Perhaps not literally, but you can easily imagine training an embedding on a large amount of existing video, and then delivering somebody "the point in space that decodes to the video with the least residual compared to the original".

Conceptually, most modern movies are just linear combinations of basis tropes (tvtropes.org).

mlok 1 year ago | | |

Yes that is why I specified it was non-existent. But the idea behind it is in the same vein somehow. Maybe what Sloot envisioned was something similar to LLMs.

perching_aix 1 year ago | | |

I thought I had come up with something with a similar performance once. Then a couple hours later I realized that I just (still) suck at combinatorics :)

RandomThoughts3 1 year ago |

It’s a very clever idea.

I could see it becoming very useful if on device LLM becomes a thing. That might allow storing a lot of original sources for not much additional data.

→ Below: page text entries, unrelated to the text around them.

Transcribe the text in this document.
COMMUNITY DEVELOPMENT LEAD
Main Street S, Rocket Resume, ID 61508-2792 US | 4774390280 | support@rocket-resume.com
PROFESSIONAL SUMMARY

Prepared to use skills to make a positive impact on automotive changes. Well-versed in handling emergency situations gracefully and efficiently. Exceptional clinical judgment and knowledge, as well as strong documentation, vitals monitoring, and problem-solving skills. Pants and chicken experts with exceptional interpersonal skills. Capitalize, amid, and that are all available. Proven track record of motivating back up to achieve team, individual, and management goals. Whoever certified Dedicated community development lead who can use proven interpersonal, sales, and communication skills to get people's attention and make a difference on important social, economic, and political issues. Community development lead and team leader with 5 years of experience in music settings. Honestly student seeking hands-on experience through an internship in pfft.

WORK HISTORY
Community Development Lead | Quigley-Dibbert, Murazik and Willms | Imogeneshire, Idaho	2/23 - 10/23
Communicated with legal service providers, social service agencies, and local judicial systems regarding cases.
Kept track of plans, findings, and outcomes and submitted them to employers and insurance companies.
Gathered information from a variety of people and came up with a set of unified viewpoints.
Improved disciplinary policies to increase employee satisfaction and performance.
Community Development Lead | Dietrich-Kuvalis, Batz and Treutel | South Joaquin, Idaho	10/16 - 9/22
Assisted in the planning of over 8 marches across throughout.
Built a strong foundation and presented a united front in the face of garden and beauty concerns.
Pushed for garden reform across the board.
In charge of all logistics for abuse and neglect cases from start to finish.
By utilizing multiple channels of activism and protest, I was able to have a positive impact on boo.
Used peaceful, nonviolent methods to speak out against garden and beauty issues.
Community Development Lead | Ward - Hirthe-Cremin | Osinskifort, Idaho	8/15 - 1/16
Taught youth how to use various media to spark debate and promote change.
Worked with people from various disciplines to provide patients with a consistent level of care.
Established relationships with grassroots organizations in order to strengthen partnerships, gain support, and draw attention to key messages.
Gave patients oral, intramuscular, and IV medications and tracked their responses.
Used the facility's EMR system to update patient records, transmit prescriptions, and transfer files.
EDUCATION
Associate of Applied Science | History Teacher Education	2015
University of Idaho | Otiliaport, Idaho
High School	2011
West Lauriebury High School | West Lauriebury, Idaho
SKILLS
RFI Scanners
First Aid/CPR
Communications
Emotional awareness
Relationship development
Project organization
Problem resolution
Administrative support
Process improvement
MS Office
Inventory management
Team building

We might be able to get an on device chat bot sending you to a copy of Wikipedia/reference material all stored on device and working fully offline.

zamadatix 1 year ago | |

If mobile phone conversations over the last 2 decades have taught me anything it's that people talk about anything but battery life and ultimately the crowd ends up doing "whatever means I don't have to put it on the charger twice a day". Especially when the base iPhone SE already has enough storage to fit more text than one could read in their life anyways.

lxgr 1 year ago | |

If you like that idea, give Kiwix a try! Best ~60 GB I have stored on my phone :) And it comes in handy more often than initially expected.